2 of 265 comments (clear)

  1. Not easy -- story submitter is confused by 0x0d0a · · Score: 5, Interesting

    Look at the techniques. This stuff is designed for use on binary-only software (with the sole exception of the comment embedding, which is easy to strip, and the embedded strings, which are easy to remove/modify).

    The approaches they're talking about are done at the compilation phase or post-compilation on Java bytecode.

    It's *extremely* difficult to produce good, reliable watermarks, because different compilers will build software differently, as will different optimization options.

    I'd essentially say that source-based watermarks are a lost cause (at least with C, and with the current constraints of readability and simplicity on code).

    A much better approach would be a project that does fuzzy comparisons on binaries, and is somewhat aware of ELF. Basically, you'd have a program that would have a set of known GPL code (a compiled Linux system would work well) and compare it to a set of compiled code.

    This is still not perfect if the person is malicious and just tries using a different compiler. This has happened before with xvid and use of icc. However, there aren't *too* many compilers out there.

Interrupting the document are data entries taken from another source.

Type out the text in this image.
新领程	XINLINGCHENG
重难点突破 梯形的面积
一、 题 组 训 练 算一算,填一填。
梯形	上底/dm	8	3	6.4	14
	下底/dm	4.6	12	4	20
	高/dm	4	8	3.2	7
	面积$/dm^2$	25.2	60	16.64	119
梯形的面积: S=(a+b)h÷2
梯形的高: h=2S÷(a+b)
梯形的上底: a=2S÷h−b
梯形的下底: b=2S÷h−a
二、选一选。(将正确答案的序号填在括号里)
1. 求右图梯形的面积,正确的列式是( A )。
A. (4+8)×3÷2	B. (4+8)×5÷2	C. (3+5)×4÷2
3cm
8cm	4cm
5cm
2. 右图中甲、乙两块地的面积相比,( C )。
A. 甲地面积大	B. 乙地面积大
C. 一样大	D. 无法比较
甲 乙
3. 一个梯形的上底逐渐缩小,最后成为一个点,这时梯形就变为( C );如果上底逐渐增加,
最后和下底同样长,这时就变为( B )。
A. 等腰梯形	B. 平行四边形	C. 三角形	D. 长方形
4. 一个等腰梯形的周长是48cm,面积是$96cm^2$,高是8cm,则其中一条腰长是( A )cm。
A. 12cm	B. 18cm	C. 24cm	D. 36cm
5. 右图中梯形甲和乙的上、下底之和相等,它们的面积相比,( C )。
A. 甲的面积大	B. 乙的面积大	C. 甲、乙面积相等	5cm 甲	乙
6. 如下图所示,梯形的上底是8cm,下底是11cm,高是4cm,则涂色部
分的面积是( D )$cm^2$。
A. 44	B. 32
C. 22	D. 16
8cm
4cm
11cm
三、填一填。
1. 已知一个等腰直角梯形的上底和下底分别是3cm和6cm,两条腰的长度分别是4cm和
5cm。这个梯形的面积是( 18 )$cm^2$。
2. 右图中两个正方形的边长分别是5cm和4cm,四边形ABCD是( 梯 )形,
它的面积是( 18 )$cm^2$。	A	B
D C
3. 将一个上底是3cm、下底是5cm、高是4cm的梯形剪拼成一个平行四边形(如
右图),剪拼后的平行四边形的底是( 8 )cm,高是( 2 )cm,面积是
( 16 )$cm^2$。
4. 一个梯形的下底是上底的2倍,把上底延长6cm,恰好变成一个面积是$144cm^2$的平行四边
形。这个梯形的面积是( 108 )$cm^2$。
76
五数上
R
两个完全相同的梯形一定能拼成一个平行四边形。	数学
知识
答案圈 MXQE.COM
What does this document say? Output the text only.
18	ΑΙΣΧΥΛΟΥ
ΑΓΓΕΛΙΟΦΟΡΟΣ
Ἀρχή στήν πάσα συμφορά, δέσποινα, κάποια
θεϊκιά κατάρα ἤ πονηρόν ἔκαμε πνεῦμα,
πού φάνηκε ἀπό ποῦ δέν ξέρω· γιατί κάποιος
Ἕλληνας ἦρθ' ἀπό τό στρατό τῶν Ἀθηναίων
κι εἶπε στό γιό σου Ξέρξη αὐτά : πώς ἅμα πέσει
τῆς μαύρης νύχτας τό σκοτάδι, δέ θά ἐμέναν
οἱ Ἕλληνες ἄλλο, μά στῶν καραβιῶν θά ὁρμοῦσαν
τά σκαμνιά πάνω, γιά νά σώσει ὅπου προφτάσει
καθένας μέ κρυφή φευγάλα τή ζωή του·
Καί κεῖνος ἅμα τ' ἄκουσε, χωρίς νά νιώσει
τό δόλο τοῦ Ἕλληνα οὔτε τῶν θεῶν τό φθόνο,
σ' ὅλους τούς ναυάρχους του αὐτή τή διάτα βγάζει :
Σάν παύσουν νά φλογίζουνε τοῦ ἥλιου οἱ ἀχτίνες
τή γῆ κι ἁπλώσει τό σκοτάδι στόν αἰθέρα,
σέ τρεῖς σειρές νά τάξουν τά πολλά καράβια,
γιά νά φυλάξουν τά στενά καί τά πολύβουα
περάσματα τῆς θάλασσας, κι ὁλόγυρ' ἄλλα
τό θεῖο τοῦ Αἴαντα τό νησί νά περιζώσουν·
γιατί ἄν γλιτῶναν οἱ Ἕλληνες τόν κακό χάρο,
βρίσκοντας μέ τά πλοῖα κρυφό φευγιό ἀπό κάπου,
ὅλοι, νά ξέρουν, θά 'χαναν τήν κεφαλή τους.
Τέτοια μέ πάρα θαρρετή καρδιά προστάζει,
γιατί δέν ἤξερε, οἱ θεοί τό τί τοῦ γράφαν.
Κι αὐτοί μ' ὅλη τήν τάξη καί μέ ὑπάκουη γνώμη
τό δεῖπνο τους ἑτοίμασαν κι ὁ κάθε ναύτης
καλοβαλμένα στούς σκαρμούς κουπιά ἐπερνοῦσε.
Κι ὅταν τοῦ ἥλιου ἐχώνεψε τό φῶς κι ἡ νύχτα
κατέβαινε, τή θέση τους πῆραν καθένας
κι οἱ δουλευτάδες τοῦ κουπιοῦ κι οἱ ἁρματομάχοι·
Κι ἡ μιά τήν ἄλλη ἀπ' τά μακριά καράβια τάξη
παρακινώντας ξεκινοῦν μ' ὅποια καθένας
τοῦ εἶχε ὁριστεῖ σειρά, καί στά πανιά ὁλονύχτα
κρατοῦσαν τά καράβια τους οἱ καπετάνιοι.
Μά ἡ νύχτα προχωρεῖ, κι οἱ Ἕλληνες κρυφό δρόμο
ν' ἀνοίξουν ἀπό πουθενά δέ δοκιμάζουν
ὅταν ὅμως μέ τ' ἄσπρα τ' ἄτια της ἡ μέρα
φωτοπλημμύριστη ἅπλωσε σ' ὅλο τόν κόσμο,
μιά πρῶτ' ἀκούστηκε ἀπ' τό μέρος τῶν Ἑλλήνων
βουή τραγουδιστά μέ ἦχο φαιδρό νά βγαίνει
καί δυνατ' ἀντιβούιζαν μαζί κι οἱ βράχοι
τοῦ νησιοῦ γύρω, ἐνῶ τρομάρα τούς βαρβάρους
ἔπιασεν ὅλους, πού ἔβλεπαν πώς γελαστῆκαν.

    Hmm...this is an interesting problem.

    A more interesting approach that just occurs to me now -- in general, the proportions of compiled code should be roughly the same, independent of compiler -- adding padding, etc. Generate a call graph of the function tree in a set of GPL code. Then your checker would do fuzzy matching on chunks of that call graph against the suspicious code. It'd take a bit of massaging. It'd also still need some manual looking at the target once identified. However, this should be able to run in a pretty automated manner (even if it takes a long time to run) and could potentially turn up some interesting goodies. It'd certainly discourage commercial folks from ripping off GPL-using authors and companies.

    Try taking a Windows system with a lot of installed (non-GPL) software and a Linux system with a lot of (GPL) installed software. Start a comparison running. See what turns up.

  2. ubiquitous GPL code == BAD? by natron8080 · · Score: 4, Interesting

    Ok, assume a corporation CAN sucessfully steal GPL code, with or without watermark. Let's say M$ paints an IE browser look on top of the mozilla firebird codebase:

    1. Is it a bad thing that their software just got better, faster, and more standards compliant?
    2. Doesn't this even out the playing field, as far as proprietary technology goes? Everyone starts at 0.
    3. The mozilla developers would have real speed/memory/feature competition from M$, as opposed to the "we'll never touch IE code again" stance of M$.
    4. More company coders would be familiar with and able to develop on open source projects in their spare time (or convert even!).
    5. GPL projects aren't really in competition with corporate firms. GPL software doesn't lose profit margins if there's better software out there.

    So aside from ethical issues, why should the GPL community really care?